The proposals mentioned above — instituting a balanced-budget pledge, enforcing the existing tax code, opposing tax shelters for the wealthy, retaining the SALT deduction cap, pursuing alternative means of infrastructure financing, and taxing corporate profits at a higher rate — would help boost revenues and reduce the deficit. But implementing them would enable Republicans to do more than just tout their record of fiscal discipline: A fairer tax system that yields higher revenues would allow the GOP to invest in its other policy priorities, such as an expanded child tax credit, paid parental leave to help working families, the hiring and proper training of more police officers, and greater investments in infrastructure and supply-chain capacity. Republicans would be free to debate the details of these proposals, of course. Such discussions would give voters the impression that members of the GOP belong to a serious party — one that is committed not to simply saying "no" to tax increases, but to giving all Americans a leg up.

AN ASPIRATIONAL PARTY

After years of championing a reflexive anti-tax position, any re-orientation will not come easily or naturally to Republicans. An array of powerful and well-connected interest groups will immediately swing into opposition. Heated rhetoric about the dangers of dragging down the economy or compromising job creators — arguments that draw more from the pages of Ayn Rand than any serious fiscal or economic analysis — will inevitably follow.

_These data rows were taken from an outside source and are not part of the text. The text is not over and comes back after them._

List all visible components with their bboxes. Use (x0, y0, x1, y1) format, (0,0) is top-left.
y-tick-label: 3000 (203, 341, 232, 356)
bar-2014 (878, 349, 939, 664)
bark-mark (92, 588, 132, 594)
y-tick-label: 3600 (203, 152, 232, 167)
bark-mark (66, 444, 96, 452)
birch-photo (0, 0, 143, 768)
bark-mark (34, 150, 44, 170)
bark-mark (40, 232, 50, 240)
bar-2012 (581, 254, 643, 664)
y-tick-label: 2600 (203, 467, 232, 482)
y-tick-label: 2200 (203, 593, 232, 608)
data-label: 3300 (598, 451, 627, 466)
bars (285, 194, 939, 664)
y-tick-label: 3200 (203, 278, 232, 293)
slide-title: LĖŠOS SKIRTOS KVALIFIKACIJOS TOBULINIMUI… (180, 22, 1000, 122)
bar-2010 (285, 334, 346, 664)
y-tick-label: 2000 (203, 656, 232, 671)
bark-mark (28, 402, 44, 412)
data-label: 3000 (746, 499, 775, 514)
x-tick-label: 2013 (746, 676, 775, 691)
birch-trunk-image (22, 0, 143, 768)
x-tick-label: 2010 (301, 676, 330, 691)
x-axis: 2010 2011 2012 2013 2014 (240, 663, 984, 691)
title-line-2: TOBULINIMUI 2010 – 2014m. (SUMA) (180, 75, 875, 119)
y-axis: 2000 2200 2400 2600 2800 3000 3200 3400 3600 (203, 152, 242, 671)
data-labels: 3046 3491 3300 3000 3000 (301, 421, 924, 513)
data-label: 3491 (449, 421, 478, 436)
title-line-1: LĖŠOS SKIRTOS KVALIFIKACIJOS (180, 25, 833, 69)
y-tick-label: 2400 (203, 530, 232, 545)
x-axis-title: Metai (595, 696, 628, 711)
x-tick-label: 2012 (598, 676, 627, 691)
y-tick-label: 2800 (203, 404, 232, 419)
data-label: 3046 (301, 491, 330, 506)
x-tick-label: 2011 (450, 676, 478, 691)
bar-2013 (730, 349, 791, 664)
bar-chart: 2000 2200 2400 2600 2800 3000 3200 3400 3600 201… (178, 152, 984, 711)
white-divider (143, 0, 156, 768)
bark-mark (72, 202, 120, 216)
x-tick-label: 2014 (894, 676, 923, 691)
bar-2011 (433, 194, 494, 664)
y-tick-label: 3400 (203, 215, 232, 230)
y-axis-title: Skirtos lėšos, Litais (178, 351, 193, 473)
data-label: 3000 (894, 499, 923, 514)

Yet a failure to start grappling with the county's major challenges, fiscal and otherwise, will increasingly doom the GOP to the margins of American politics. Suburban moderates and independents will view the party as bereft of serious solutions and increasingly out of touch with their contemporary needs. Working-class voters will consider Republicans to be more interested in serving the preferences of moneyed donors than in standing up for "the little guy."

The anti-tax right lionizes Ronald Reagan; Grover Norquist has even proposed putting his face on the $10 bill. But this Reagan is somewhat of a caricature. Reagan raised taxes 11 times between 1982 and 1988, amounting to $133 billion in tax increases during his presidency. As Henry Olsen recently noted, "[t]he real Reagan raised taxes when he needed to, both as governor and as president. He valued compromise over principled defeat."

He also had a profound sense of the inherent purpose and worth of every human being, and an aspirational view of what America could achieve. Recovering that sense will benefit both the party and the country. It will require the GOP to embrace the sort of tactical flexibility that the real Reagan demonstrated, rather than the doctrinaire construct created by the anti-tax right. The place to begin this shift is with a serious debate on the efficacy of the Taxpayer Protection Pledge for the coming decade.

Robert P. Beschel, Jr., is a non-resident senior fellow with the Brookings Institution’s Doha Center.